CHILD AND FAMILY SERVICES REVIEW BOARD
T.I.
v.
Children’s Aid Society of Brant
REASONS FOR DECISION ON JURISDICTION
Date: August 28, 2008
Citation: 2008 CFSRB 85
Indexed as: T.I. v. CAS of Brant (CFSA s.68)
1T.I. (the “Applicant”) filed an application with the Child and Family Services Review Board (the “Board”) on May 30, 2008, with respect to her complaint that the Children’s Aid Society of Brant (the “Society”) had failed to listen to her concerns regarding the services provided by the Society and failed to provide her with reasons for a decision that effects her interest pursuant to section 68.1(4) of the Child and Family Services Act R.S.O. 1990, c. C.11 (the “Act”).
2The Board determined that the application was eligible for review by the Board pursuant to sections 68.1(4)4 and 68.1(4)5 of the Act. A pre-hearing by tele-conference was held with the parties on July 2, 2008. At the pre-hearing, the Society advised that it wished to bring a motion before the Board with respect to the Board’s jurisdiction to hear these matters pursuant to section 68.1(8) of the Act. The Society argued that the Applicant’s complaints are currently before the Court.
3The Society’s jurisdiction motion was heard by the Board on July 31, 2008. The Board received into evidence the Society’s Plan of Care with respect to the Applicant’s three children, which was explained to the Applicant by L.B. on behalf of the Society on July […], 2007, and a statement of Agreed Facts, amended and signed by the Applicant on April […], 2008 and March […], 2008. The Board also received into evidence a letter signed by the Applicant and provided to the Society to the attention of several of the Society’s workers, including K.M., P.F., B.M., S.S. and B.B.. The Society acknowledged receipt of this letter and provided a copy of this letter from its files at the jurisdictional hearing.
BACKGROUND
4This matter comes to the Board from the context of a protection application concerning the Applicant’s three children, the details of which are described in the Agreed Statement of Facts. The matter has progressed in the Ontario Court of Justice to the point that the matter is on a trial readiness list in the Court and may be heard at the trial sittings of the Court in September 2008. The Society’s position is that all of the children be made Crown Wards without access.
JURISDICTION
5The Society submits that the complaints raised by the Applicant in her letter requesting a review by the Board are essentially matters pertaining to access and custody. The Board agrees with the Society that such matters are clearly issues that have been decided by the Court on a temporary basis and will, in the course of trial, be decided by the Court on a final basis. These are issues that are not within the jurisdiction of the Board to review pursuant to section68.1(8).
6At the hearing before the Board however, the Applicant complained that she really did not understand what was expected of herself and her partner, B.W., as to the steps that they should take to address the Society’s protection concerns as a couple, and as to what services she and her partner need to access to fully present a Plan of Care that addresses her desire to present a joint parenting plan with B.W.. The Society’s formal Plan of Care does not address this complaint.
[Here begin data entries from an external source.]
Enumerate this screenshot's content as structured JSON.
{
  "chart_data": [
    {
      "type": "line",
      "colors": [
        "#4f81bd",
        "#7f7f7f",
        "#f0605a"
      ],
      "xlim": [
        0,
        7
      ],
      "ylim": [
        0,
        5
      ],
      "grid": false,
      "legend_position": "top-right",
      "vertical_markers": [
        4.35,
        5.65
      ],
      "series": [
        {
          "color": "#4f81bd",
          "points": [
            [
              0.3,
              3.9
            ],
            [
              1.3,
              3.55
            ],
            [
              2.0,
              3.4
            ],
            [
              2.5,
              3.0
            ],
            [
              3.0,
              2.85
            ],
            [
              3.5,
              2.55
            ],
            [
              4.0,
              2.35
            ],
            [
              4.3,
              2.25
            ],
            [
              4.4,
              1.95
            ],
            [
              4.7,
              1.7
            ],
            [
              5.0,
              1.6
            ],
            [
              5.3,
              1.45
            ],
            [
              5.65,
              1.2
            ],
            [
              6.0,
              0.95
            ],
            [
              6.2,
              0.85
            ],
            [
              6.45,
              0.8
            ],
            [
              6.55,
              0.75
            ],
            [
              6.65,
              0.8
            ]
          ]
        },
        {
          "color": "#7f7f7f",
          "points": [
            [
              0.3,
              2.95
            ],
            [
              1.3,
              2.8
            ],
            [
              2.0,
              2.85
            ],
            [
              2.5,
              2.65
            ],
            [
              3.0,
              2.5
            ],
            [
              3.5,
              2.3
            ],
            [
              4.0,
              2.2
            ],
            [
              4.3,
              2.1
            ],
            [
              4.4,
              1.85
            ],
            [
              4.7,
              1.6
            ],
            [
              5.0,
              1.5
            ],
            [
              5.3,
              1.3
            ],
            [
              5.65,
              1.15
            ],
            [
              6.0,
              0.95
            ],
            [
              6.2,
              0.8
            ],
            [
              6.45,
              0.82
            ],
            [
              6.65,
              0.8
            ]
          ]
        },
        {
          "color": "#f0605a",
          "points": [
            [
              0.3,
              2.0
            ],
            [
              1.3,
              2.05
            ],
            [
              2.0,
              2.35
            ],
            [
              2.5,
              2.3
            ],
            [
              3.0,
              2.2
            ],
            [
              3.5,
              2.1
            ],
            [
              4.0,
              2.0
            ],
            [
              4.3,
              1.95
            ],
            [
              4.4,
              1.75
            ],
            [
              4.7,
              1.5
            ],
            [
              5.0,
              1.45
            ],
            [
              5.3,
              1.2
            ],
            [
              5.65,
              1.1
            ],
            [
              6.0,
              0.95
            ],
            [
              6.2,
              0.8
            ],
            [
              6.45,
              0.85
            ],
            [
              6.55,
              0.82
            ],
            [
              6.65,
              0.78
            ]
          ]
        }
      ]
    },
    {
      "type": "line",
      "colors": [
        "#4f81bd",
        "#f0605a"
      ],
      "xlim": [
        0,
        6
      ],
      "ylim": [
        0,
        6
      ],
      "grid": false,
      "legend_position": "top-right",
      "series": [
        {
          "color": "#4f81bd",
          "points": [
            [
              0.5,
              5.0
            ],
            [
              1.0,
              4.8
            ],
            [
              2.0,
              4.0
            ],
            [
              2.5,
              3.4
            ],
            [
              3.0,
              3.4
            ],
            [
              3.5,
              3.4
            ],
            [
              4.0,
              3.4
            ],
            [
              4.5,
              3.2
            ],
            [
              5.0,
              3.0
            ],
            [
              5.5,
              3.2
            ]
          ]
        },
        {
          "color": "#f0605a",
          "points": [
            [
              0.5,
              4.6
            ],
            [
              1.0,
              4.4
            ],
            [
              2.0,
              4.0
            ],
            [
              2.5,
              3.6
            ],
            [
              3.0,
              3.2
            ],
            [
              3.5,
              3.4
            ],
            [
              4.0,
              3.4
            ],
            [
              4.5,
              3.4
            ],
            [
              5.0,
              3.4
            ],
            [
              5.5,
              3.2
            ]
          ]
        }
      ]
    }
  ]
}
The Society’s expectations of the parents are not expressed at all from this perspective. The Applicant’s letter supporting her application states that her sister and her husband have offered to take her children, a fact which she maintains has been communicated to the Society on several occasions. The Society has not responded to the Applicant directly with respect to this request.
7The Board finds that with respect to these two complaints, namely, that the Applicant has not been informed as to what she and her partner need to do to respond to the Society’s Plan of Care as a couple; and that the Society has not responded to the Applicant’s request that her sister and her husband be given an opportunity to be heard with respect to their interest in parenting the children, are matters that, pursuant to section68.1(4)4, are within the jurisdiction of the Board. It is open to the Applicant to argue that she has not had an opportunity to be heard with respect to
these issues pursuant to section 2(2)(a) of the Act. The matter will proceed on these issues at a hearing to be scheduled at the earliest possible date that meets the mutual convenience of the parties.
Richard J. Linley
Presiding Member
Fizul Sima
Panel Member
Sheena Scott
Panel Member
Dated at Toronto, Ontario this 28th day of August, 2008.